The healthiest way to look at hobby regret is not to ask, “Did this make me rich, impressive, or permanently useful?” A better question is, “Did this serve the life I had then, and does it still serve the life I want now?” If the answer is yes, keep going. If the answer is no, thank the hobby for its service and let it retire peacefully, preferably before it takes over another closet.
Conclusion
Hobby regret is funny because it is so human. We chase joy, mastery, identity, comfort, status, escape, and communitysometimes all at once, sometimes while holding a coupon for craft supplies. The online stories about regretted hobbies are not warnings against passion. They are reminders to stay awake inside our own routines.

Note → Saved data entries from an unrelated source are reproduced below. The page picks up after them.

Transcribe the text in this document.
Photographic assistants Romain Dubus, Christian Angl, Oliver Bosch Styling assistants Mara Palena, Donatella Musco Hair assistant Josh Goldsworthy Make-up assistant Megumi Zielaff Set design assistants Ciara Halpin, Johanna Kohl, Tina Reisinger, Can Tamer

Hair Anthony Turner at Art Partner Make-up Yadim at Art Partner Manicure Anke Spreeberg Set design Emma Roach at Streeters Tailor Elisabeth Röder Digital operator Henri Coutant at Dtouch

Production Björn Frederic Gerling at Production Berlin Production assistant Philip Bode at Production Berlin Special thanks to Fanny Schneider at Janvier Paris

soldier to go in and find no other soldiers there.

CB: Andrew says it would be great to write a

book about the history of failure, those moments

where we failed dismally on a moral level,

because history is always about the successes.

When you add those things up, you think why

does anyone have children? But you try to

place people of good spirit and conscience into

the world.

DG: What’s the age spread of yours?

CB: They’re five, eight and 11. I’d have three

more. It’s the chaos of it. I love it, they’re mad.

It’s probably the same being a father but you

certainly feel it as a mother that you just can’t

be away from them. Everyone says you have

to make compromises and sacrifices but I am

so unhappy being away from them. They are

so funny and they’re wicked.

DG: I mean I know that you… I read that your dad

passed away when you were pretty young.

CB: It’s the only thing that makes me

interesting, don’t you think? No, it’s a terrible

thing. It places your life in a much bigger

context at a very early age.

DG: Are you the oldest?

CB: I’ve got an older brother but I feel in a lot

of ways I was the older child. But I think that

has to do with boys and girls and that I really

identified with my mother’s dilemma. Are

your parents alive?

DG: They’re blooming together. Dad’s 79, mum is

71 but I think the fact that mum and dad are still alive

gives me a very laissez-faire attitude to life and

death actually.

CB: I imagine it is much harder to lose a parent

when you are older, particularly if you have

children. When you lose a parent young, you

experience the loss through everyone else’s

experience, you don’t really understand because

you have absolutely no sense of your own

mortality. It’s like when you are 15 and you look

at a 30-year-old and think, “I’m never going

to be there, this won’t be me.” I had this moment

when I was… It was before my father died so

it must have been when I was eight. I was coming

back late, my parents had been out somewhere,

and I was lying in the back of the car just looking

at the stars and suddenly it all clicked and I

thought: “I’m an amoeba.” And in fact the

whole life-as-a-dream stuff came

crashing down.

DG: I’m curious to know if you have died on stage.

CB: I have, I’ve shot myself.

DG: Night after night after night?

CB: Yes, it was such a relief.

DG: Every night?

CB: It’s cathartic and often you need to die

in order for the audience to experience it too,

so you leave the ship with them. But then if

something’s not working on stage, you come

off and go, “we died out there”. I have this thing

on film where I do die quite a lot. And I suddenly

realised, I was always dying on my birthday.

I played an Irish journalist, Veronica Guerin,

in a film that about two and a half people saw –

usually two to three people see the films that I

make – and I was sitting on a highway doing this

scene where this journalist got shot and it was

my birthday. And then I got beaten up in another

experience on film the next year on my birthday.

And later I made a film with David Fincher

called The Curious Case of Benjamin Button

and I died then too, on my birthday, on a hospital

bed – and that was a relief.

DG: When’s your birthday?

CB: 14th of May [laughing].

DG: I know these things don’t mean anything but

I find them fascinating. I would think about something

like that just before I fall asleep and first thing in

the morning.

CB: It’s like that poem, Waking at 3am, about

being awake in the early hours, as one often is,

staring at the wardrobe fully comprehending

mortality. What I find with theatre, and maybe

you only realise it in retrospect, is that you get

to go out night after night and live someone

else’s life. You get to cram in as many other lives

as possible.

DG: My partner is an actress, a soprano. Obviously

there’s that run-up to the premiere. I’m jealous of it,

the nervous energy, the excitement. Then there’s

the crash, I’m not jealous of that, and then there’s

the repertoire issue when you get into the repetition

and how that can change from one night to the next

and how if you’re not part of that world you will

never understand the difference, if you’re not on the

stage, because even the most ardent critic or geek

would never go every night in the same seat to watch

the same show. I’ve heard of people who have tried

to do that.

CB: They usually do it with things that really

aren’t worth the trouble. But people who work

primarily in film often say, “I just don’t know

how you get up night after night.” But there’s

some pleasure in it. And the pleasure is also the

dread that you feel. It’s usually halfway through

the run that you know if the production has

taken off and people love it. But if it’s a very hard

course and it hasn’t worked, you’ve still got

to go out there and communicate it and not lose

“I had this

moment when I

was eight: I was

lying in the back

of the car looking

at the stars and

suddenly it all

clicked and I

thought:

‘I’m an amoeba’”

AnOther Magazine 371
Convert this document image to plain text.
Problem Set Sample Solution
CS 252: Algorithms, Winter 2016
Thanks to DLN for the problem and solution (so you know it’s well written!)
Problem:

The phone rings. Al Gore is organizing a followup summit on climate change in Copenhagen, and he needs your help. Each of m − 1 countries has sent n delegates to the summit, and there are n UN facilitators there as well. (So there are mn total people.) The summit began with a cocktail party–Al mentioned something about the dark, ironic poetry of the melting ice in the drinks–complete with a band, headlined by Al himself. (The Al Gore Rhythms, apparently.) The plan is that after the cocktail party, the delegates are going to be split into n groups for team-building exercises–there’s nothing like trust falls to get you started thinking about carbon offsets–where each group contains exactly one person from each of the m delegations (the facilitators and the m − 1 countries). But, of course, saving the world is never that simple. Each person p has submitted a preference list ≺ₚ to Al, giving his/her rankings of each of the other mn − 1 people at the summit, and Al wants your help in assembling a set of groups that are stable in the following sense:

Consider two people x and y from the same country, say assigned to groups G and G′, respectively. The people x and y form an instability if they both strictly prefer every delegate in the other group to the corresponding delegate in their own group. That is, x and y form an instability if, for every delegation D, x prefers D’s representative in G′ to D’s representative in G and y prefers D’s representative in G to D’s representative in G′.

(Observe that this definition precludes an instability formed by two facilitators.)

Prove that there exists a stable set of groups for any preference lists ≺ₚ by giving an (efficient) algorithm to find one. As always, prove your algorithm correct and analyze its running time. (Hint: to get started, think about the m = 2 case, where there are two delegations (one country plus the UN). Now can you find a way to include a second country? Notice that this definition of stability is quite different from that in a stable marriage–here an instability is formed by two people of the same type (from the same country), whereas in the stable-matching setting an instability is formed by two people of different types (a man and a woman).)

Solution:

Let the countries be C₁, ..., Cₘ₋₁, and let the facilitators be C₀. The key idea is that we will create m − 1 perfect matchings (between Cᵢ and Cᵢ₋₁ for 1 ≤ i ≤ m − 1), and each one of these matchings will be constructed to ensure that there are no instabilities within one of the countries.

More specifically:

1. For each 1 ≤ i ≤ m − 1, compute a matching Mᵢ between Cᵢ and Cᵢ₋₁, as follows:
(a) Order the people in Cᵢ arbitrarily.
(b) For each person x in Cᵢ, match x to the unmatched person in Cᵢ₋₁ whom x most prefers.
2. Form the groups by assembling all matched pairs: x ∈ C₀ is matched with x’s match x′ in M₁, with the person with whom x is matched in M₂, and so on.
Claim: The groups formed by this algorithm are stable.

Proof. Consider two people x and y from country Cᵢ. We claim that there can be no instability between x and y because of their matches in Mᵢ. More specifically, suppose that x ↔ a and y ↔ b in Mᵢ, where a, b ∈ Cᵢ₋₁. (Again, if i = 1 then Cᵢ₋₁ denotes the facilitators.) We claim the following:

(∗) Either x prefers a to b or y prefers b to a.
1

A good hobby should add something to life: peace, curiosity, strength, friendship, creativity, or delight. It does not have to be productive. It does not have to become a side hustle. It does not have to impress anyone. But it should not quietly drain your time, money, health, or self-respect while you keep saying, “Well, I’ve already come this far.”
Hours already spent are history. The next hour is still yours. Spend it on something that feels alive, not merely familiar. And if you still want to alphabetize your old CDs, that is fine too. Just hydrate, stretch, and maybe do not skip lunch money for it this time.